Thanks for the suggestion! When researching for the post, I did contact RadioPoppers about using the built-in IR transmitter feature on the Canon 7D. At this time, they do not offer a bracket that works for the Canon cameras in the same way as the Nikon pop-up flash bracket. Since the Canon hotshoe has two clips under each edge that disable the pop-up flash if the hotshoe is being used, you cannot use the same pop-up flash bracket they offer for Nikon. While you could probably rig something that would work, they don’t suggest it, which means we can’t really suggest it.

Thanks!
Tim

Scott said:

Great review! I bought 3 PW Flex TT5′s along with a Mini TT1 and AC3 zone controller for my 5D MkII. I was never able to get them to work reliably with a 530 EXII even using the “bandaid” sleeve and shoe that is supplied or with the optional hard shell mount that supposedly cures the RF problem. It was also unreliable with a 430 EXII – it often would not trigger 5 feet from the camera.

The build quality is also poor – very cheap and vague plastic switches, and plastic hotshoes. Very disappointing.

I replaced them all with Elinchrom Skyports, which are a fraction of the price, better built, and more importantly, work every time with my speedlights and with my Quadra.

Hankk said:

Great article! Two things to add:

1. For some Nikon cameras, you don’t need to buy the SU-800 at all, because the body has a commander built in.
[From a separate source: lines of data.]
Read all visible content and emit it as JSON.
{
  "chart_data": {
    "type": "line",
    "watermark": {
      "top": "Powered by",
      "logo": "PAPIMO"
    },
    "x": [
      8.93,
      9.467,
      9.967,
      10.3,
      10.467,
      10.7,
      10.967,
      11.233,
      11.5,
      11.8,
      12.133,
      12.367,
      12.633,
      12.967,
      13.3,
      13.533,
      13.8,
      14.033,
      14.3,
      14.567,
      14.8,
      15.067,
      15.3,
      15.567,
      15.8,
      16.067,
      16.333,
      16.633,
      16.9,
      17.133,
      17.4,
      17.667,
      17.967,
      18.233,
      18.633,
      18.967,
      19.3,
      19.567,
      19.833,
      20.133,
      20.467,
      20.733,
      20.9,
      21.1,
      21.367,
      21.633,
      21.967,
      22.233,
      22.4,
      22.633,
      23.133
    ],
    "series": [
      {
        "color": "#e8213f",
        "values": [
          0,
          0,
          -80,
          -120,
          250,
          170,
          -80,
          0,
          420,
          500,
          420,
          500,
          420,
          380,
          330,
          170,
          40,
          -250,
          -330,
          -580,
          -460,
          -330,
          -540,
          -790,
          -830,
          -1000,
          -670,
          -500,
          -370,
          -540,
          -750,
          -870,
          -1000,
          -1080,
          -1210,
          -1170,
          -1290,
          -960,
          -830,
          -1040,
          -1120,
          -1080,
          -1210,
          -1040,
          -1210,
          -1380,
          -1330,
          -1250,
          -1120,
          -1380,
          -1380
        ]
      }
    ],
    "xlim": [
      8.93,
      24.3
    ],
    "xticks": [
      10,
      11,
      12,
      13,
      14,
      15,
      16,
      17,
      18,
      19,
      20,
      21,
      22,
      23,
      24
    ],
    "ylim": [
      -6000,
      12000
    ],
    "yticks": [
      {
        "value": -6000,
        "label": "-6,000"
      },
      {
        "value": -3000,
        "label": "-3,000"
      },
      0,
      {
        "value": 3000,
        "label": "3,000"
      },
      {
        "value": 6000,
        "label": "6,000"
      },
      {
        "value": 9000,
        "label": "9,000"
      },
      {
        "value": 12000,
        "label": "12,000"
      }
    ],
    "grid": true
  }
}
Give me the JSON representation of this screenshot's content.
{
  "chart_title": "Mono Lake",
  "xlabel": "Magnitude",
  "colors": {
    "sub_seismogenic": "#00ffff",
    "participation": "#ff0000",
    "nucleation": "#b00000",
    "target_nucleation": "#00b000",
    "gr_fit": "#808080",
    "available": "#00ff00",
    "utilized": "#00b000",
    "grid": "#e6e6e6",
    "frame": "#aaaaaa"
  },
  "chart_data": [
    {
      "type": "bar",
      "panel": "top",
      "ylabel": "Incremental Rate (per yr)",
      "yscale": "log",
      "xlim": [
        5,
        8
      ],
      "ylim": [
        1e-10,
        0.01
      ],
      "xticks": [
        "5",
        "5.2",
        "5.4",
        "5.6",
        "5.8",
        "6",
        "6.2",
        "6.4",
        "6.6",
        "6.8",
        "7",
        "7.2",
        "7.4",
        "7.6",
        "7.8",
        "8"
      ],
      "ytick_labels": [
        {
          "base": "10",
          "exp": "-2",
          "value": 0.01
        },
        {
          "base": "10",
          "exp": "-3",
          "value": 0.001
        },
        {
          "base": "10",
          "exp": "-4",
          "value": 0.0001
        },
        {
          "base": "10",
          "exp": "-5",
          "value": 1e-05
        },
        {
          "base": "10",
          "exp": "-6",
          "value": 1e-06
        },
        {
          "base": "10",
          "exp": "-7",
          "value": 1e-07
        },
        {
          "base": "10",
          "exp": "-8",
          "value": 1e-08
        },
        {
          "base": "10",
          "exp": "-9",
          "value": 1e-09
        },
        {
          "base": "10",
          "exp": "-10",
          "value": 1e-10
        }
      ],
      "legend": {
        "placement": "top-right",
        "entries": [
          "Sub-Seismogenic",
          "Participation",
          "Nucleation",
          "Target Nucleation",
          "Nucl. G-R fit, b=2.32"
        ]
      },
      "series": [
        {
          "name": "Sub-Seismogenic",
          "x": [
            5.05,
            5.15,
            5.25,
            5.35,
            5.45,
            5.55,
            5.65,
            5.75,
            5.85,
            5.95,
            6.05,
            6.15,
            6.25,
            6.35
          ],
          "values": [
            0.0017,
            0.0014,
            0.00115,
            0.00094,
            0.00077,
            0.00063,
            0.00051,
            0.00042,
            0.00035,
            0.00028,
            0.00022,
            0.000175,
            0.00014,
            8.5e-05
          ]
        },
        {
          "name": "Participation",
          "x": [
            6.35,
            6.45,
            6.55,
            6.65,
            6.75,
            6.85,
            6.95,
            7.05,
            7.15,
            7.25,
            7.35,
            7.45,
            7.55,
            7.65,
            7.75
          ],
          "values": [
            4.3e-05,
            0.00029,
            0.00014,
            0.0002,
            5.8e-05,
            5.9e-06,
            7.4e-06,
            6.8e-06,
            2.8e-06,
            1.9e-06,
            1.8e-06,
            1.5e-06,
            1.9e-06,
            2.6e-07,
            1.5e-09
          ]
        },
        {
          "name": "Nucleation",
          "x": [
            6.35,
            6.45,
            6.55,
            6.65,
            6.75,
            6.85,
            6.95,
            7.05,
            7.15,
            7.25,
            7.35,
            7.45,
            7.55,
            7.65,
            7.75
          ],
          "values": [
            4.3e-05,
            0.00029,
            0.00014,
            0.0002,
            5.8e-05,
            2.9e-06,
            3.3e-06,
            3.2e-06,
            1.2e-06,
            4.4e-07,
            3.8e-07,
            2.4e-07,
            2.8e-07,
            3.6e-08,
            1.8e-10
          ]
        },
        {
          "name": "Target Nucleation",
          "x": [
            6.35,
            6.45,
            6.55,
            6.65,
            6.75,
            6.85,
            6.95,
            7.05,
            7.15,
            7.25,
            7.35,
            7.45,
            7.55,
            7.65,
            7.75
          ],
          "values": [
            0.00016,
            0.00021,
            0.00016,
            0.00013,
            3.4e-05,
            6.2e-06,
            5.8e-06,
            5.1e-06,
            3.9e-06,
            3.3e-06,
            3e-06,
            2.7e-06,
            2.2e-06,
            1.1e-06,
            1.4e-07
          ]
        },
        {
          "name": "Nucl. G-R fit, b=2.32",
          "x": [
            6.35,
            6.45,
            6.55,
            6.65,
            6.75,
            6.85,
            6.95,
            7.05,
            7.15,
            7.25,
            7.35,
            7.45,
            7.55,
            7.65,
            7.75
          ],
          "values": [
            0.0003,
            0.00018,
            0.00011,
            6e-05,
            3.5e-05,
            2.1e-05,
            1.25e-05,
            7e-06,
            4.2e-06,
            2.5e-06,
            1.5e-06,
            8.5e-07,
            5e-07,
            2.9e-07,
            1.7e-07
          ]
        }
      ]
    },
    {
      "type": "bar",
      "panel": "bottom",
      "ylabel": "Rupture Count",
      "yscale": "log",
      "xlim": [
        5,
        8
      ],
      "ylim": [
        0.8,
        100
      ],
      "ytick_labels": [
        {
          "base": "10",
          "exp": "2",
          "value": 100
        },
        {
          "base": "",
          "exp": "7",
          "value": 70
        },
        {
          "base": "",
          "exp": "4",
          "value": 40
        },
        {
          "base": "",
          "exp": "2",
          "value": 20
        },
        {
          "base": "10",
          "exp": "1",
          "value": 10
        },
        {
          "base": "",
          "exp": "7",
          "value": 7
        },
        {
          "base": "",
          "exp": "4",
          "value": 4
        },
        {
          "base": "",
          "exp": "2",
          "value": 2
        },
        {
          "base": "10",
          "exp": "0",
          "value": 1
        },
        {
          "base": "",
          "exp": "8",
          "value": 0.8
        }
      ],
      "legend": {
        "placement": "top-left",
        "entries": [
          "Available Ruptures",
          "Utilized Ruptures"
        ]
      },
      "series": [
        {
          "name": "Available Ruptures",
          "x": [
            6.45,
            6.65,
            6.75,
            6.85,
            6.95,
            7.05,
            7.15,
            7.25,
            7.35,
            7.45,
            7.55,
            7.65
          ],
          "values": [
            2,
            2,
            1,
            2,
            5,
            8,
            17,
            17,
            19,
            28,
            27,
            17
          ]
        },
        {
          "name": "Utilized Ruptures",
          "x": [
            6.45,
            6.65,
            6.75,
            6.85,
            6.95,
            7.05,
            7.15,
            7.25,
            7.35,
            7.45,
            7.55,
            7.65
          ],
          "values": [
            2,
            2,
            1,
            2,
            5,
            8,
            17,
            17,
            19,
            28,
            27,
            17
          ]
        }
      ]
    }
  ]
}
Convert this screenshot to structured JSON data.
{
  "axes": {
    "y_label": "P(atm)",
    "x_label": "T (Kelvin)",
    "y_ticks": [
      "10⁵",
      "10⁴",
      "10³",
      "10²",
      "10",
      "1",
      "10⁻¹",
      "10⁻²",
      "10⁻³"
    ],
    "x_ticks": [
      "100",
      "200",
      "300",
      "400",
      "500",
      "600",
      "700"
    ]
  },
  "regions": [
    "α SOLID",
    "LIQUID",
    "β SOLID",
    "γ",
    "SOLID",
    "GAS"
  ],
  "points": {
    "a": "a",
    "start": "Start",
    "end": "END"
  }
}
The D700 and D7000 both have this, as do the D800 and D800E. Maybe others as well. In these cases, the on-body flash serves as a trigger for the external flashes. Menus on the camera let you set the levels for them all. The system works great indoors and at close range outside as well. You’re not going to send a signal 1000′ with this, but how often do you really need that anyhow?

2. As of March 2012, Canon has just released a new flash and commander which are radio-based (the 600EX-RT and ST-E3-RT). If this system ends up working well, it may turn out to be easier and more reliable than the 3rd-party triggers such as the PocketWizards.